Sanki tüm bu yaşadığımız kriz “para bolluğundan” olmamış gibi, piyasalara bol kepçeden para verilmeye, faizler indirilmeye devam ediliyor. Yeterki piyasalar “toparlansın”. IMF de G-20 öncesi hazırladığı çalışmada toksik varlıkların temizlenmesi için “kararlı bir plan” oluşturulmasını isterken, merkez bankalarının piyasaları likit tutmalarının önemi vurgulanmış. Bir anlamda merkez bankalarının “bonkörlüğünü” IMF de onaylıyor.
Piyasalar “bol ve ucuz” para verilmesi, kredi mekanizmalarını çalıştırabiliyor mu? Görünen o ki hayır. Varlık fiyatlarının sınırlı da olsa toparlanmasına yardımcı olsa da kurlardaki dalgalanmayı artırıyor. Fed’in kararıyla dolar/euro kurları bir gün içinde 1.29’dan 1.35’in üzerine çıkabiliyor. Fed’in sisteme 1 trilyon dolardan fazla likidite vereceğini açıklaması tabii ki doların değerini düşürüyor. Bu volatilitenin çok da önemli bir yan etkisi oluyor. Kimse “fiyat yapamıyor”. Kim neye göre parite hesaplayacak, neye göre üretecek, neye göre satacak? Bu durum sistemdeki çarkların biraz daha “ağır dönmesine” neden oluyor.
Benzer bir durum bizim piyasalarımız için de geçerli. MB’nin 100 baz puandan bile fazla faiz indirebileceğini; yabancıların faiz cazibesi azalan TL’den çıkacağını düşünenler son iki günde dolar kurunun 1.70’lerin üzerinde kalmasına neden oldular. Dolar kurları yüksek kalınca, paritenin etkisiyle son iki günde euro/TL kurunda yüzde altı civarında bir yükseliş oldu.
Bizde de “fiyat yapma” sorunu ortaya çıktı.
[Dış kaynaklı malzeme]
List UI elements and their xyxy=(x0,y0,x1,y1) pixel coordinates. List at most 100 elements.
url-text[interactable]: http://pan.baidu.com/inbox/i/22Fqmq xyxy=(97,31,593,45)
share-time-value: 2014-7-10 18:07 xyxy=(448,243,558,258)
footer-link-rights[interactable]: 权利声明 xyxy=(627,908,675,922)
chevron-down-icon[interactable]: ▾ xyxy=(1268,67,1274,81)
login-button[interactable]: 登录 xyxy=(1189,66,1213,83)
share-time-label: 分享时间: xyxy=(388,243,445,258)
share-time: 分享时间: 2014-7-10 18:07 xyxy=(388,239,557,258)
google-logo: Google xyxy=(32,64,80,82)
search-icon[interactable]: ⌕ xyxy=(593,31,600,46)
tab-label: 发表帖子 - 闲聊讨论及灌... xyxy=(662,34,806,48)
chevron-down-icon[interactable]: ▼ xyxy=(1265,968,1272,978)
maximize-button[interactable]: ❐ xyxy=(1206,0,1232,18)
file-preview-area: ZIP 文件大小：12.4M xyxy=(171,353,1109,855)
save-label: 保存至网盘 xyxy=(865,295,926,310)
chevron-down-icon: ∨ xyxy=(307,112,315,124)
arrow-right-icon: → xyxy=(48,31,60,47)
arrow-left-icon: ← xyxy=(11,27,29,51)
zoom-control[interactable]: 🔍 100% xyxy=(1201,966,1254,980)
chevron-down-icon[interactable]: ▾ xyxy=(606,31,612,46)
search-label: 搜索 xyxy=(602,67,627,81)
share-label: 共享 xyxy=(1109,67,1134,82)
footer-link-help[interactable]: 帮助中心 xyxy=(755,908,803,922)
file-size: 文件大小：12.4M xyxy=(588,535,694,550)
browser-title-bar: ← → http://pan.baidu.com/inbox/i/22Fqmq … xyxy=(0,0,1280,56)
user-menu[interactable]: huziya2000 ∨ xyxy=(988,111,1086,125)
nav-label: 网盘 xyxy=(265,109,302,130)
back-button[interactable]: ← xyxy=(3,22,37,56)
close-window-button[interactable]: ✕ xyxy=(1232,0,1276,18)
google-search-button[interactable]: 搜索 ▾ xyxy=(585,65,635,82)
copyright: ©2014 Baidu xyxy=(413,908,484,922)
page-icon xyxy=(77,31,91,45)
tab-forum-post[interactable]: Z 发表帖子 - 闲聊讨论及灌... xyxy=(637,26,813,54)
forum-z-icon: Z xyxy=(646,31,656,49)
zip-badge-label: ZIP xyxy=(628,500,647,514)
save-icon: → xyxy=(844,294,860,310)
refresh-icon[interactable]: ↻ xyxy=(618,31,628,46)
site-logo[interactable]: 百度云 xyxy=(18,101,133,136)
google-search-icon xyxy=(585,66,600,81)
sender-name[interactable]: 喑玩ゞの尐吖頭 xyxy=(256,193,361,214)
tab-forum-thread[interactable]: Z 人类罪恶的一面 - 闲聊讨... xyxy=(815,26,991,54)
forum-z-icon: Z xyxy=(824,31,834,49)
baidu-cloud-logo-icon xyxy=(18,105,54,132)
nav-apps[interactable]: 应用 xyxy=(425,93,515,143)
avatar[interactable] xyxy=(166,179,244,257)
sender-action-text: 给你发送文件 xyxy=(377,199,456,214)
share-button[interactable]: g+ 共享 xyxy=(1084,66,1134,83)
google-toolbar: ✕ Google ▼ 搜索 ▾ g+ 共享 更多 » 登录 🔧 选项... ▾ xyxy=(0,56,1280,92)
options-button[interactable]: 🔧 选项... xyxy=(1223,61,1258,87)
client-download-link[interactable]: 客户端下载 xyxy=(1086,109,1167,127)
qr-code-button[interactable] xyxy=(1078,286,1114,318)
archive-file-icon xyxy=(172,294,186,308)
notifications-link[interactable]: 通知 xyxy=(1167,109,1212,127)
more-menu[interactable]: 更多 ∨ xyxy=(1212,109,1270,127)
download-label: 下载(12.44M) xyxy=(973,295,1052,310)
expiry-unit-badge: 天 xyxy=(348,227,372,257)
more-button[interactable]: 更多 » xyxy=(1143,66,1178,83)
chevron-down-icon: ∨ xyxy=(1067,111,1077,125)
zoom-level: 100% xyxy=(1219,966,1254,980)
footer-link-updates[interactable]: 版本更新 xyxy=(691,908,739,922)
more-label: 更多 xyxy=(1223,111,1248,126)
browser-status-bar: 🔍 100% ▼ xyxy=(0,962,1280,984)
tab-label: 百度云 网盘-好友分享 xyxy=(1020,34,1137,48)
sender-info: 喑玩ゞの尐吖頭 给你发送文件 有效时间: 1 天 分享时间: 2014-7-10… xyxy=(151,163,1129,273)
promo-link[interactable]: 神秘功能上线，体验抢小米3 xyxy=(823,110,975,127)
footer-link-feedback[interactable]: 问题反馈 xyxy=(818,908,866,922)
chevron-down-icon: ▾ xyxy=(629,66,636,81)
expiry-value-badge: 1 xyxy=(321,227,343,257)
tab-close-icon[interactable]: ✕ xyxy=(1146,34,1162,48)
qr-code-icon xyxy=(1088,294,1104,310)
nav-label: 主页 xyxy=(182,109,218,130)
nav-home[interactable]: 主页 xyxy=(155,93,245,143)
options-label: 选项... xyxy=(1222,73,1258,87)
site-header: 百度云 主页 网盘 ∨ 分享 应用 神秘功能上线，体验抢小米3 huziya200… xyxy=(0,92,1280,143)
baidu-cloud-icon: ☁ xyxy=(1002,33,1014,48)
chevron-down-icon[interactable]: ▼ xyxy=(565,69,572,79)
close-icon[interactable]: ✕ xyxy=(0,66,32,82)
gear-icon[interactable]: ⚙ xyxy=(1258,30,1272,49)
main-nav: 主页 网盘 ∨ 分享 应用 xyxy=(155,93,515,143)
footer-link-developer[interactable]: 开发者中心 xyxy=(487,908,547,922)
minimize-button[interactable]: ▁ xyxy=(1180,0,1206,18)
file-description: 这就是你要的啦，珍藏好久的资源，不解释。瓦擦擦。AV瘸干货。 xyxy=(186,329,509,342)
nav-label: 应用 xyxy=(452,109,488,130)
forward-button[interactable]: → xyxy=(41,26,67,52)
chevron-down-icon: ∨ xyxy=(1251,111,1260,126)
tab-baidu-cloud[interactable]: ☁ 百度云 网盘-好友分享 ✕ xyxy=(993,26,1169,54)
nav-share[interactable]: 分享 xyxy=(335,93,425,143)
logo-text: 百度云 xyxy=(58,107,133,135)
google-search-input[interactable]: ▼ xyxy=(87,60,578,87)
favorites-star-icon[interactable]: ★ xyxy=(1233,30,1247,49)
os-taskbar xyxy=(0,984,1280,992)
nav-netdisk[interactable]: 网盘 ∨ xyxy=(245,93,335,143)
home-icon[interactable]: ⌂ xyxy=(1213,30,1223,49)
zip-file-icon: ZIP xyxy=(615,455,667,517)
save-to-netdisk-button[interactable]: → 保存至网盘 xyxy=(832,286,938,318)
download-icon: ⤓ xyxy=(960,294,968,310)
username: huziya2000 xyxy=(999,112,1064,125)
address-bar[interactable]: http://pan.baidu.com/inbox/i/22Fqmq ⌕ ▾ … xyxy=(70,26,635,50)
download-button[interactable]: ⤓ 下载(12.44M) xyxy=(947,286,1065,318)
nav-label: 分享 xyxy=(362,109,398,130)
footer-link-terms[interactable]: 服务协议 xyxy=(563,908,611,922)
Son iki günde doların değer kaybetmesiyle diğer gelişmekte olan ülke para birimleri değer kazanırken; MB’nin faiz kararındaki belirsizlik nedeniyle TL bundan yararlanamadı. İlk aşamada kararın netleşmesiyle TL de dolar karşısında bir miktar değer kazanacaktır. Paritenin 1.35’in üzerinde kalmasıyla, dolar/TL kurlarında yeniden 1.6740 seviyesine kadar inilmesi de söz konusu olacaktır.